A cat stands in an empty plaza of the National Monument in Central Jakarta on Saturday as the city decides to close major public space to contain Covid-19 pandemic. (Antara Photo/Muhammad Adimaja) .
Regions Push for Social Distancing as Central Gov't Prioritizes Avoiding Panic Amid Pandemic
BY :STEFY THENU, BHAKTI HARIANI, YUSTINUS PAAT
MARCH 14, 2020
Jakarta. The Jakarta provincial government has decided on Saturday to close all schools in the city for two weeks and postpone the student's final exams in its latest efforts to contain the Covid-19 pandemic in the capital, Governor Anies Baswedan said on Saturday.
The step follows other regions like Central Java that has banned large-scale public gathering, amid the central government's hesitance to push for social distancing measure in a hope to maintain some sense normalcy amid the ravaging pandemic.
"Social distancing measures must be implemented. That means reducing mobility among the population as low as possible. The goal is to reduce the spread of individuals who do not necessarily feel symptoms," Anies said in a press conference today.

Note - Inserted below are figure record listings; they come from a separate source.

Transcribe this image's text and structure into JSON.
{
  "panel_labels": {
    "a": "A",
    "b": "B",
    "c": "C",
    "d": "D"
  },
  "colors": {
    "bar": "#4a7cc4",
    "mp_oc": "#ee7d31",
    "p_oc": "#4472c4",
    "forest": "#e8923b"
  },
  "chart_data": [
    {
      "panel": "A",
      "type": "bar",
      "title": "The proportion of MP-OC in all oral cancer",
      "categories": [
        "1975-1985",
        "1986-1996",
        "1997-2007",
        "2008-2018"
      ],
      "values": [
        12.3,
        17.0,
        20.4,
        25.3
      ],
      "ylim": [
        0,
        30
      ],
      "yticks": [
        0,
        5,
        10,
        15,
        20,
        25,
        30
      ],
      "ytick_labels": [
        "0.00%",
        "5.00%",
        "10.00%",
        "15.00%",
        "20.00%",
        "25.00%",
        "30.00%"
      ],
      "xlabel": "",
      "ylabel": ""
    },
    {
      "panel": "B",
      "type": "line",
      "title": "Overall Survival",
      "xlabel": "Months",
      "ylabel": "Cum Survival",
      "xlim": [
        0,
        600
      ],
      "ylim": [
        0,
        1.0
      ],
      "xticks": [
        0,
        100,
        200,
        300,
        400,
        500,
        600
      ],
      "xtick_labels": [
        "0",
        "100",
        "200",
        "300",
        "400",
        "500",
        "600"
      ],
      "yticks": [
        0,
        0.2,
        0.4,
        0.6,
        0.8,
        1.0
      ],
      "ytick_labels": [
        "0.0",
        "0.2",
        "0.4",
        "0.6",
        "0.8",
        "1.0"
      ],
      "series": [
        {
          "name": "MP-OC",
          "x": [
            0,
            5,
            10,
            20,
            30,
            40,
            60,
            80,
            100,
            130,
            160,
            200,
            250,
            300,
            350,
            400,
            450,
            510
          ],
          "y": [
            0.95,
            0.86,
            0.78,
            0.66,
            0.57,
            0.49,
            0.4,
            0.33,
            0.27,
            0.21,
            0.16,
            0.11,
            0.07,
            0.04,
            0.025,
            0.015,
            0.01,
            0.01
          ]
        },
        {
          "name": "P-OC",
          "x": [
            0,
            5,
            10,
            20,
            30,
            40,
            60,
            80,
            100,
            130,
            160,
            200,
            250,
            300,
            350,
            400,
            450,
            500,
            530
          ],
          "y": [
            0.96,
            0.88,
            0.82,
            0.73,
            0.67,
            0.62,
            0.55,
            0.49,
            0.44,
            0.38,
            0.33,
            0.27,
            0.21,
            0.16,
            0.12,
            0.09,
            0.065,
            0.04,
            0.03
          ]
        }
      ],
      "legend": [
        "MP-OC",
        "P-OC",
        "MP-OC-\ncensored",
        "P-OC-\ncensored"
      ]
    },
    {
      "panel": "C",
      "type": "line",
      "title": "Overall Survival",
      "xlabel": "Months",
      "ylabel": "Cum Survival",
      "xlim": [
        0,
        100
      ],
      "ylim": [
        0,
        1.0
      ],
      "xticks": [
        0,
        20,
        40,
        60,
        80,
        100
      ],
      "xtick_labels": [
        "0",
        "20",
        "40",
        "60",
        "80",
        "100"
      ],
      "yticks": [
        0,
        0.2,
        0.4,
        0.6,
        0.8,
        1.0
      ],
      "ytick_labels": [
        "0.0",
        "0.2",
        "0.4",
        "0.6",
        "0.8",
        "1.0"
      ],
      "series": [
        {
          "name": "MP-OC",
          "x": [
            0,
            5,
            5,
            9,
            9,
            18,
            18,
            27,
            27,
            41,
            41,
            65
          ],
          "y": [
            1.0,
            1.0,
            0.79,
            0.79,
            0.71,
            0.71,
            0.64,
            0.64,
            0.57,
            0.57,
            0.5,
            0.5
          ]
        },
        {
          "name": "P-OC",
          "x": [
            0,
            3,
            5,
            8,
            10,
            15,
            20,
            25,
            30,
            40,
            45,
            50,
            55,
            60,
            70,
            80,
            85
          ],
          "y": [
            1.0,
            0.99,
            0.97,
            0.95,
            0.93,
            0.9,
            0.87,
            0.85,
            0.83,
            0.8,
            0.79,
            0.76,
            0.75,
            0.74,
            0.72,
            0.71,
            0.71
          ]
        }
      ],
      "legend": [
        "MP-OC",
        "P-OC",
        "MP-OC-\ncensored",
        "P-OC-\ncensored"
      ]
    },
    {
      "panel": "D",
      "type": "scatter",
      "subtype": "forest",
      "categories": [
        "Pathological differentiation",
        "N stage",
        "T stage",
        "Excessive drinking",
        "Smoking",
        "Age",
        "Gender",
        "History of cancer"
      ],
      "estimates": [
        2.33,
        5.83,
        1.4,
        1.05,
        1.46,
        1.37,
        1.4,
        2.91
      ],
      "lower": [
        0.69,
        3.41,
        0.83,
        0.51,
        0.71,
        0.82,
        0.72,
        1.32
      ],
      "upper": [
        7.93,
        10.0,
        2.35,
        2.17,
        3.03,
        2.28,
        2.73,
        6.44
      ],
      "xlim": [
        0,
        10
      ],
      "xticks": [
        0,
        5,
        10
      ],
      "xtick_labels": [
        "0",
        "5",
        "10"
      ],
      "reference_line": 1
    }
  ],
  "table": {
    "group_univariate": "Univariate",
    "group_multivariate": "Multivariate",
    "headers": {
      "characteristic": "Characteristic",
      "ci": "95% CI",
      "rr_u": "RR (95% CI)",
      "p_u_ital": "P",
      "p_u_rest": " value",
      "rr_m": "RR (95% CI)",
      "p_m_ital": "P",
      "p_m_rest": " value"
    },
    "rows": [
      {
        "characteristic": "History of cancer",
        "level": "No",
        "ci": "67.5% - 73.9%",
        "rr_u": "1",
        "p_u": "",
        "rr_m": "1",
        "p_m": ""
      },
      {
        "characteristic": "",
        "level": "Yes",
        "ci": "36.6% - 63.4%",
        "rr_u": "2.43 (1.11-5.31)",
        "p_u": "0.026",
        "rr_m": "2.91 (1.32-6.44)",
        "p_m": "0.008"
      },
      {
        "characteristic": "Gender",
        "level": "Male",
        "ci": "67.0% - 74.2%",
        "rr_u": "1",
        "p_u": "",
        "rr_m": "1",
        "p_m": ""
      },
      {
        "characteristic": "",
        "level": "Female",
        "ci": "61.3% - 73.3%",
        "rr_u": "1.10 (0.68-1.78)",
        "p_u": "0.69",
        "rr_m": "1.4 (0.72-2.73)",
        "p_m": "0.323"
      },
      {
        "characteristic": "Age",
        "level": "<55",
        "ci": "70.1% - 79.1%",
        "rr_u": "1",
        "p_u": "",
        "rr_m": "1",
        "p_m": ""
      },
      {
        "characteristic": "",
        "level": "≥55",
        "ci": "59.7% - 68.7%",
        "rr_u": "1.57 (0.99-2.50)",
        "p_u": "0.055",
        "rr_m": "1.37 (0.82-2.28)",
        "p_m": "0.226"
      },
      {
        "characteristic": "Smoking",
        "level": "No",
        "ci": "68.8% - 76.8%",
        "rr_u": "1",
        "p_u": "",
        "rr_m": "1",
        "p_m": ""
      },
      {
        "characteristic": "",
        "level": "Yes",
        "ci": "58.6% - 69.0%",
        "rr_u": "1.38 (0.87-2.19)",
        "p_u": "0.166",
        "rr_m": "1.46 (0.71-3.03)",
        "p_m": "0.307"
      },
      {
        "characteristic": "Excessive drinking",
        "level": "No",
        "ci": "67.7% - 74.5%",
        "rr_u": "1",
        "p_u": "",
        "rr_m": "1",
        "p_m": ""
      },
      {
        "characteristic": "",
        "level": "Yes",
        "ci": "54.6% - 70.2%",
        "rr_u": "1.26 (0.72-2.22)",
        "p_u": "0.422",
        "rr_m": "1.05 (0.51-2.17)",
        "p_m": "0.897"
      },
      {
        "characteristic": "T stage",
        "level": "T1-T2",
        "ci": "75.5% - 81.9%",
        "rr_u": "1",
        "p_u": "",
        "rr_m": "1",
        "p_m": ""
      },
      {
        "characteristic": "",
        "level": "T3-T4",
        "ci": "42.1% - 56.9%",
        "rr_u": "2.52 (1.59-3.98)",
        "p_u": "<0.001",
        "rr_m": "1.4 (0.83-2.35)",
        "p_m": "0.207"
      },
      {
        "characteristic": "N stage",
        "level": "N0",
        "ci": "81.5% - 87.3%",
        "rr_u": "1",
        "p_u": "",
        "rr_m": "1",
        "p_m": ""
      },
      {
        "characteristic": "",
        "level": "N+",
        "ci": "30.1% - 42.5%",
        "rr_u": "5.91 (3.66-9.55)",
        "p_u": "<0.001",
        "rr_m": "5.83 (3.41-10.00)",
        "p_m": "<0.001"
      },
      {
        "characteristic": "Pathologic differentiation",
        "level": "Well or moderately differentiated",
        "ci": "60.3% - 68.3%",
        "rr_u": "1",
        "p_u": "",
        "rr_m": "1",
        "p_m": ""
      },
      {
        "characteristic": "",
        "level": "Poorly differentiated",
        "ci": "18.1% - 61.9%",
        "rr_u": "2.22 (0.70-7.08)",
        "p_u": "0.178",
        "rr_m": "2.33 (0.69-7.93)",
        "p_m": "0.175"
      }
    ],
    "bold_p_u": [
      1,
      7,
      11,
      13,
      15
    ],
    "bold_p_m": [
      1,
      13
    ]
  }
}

Anies said the students would take the long-distance lesson for the next two weeks. The provincial government will review the policy at the end of this month, he said.
The metropolitan city — the home of 11 million people — has seen 17 people infected with SARS-CoV-2, the virus that causes the disease, since the beginning of these months. Anies said in a televised interview earlier that without any measure, he feared the number could balloon to 6,000 in the next two weeks.
Anies's decision to close the school followed its earlier decision to close major tourist attractions like the National Monument (Monas) and theme park Taman Impian Jaya Ancol (Ancol Dreamland) starting on Saturday. Anies has also decided to shelved the electric car race Formula E, which is supposed to be in June.
Central Java Governor Ganjar Pranowo has also issued an instruction to postpone or limiting activities that gather a large number of people in public places, such as car-free days or study tours.
"The [World Health Organization] has established [Covid-19] as a pandemic. We need cooperation. The world also faces this disease with all the power it has, and we must contribute to the fight," Ganjar said.
Earlier, Indonesia University, one of the country's largest higher institutions, had decided to cease most of its classes and urges students to return home. Starting March 18, the university would implement distance learning, the university president Ari Kuncoro said in a circular on Friday.
Secrecy to Avoid Panic
Governor Anies also has been vocal in disclosing information regarding Covid-19 in his area. The city's website now contains markers in regions where all the patients reside, aiming to warn the residents there to be more vigilant.
"The picture is becoming clearer now that almost all the urban sub-districts in Jakarta now have Covid-19 cases," Anies said.
"So please limit interaction with the crowd, as few as possible."
The local governments push for transparency and social distancing came in stark contrast with President Joko "Jokowi" Widodo instruction to keep key information that enables the public to asses their own risk, out of the public eye.
While the government spokesman for Covid-19 handling Achmad Yurianto addresses the press every day, he repeatedly refused to disclose the patient's trip history or locations that they frequent. That despite such information proved vital for Singaporeans, South Koreans and Taiwanese in their winning battle against the outbreak.
President Jokowi admitted on Friday that it was Indonesia's deliberate decision to approach the pandemic with a higher degree of secrecy.
"We have taken serious steps. But at the same time, we do not want to create a sense of panic, unrest in the community," Jokowi said when giving a press statement at Soekarno-Hatta International Airport on Friday.
"In handling [the pandemic], we are indeed silent. We remain calm, and try hard to face this challenge," Jokowi said.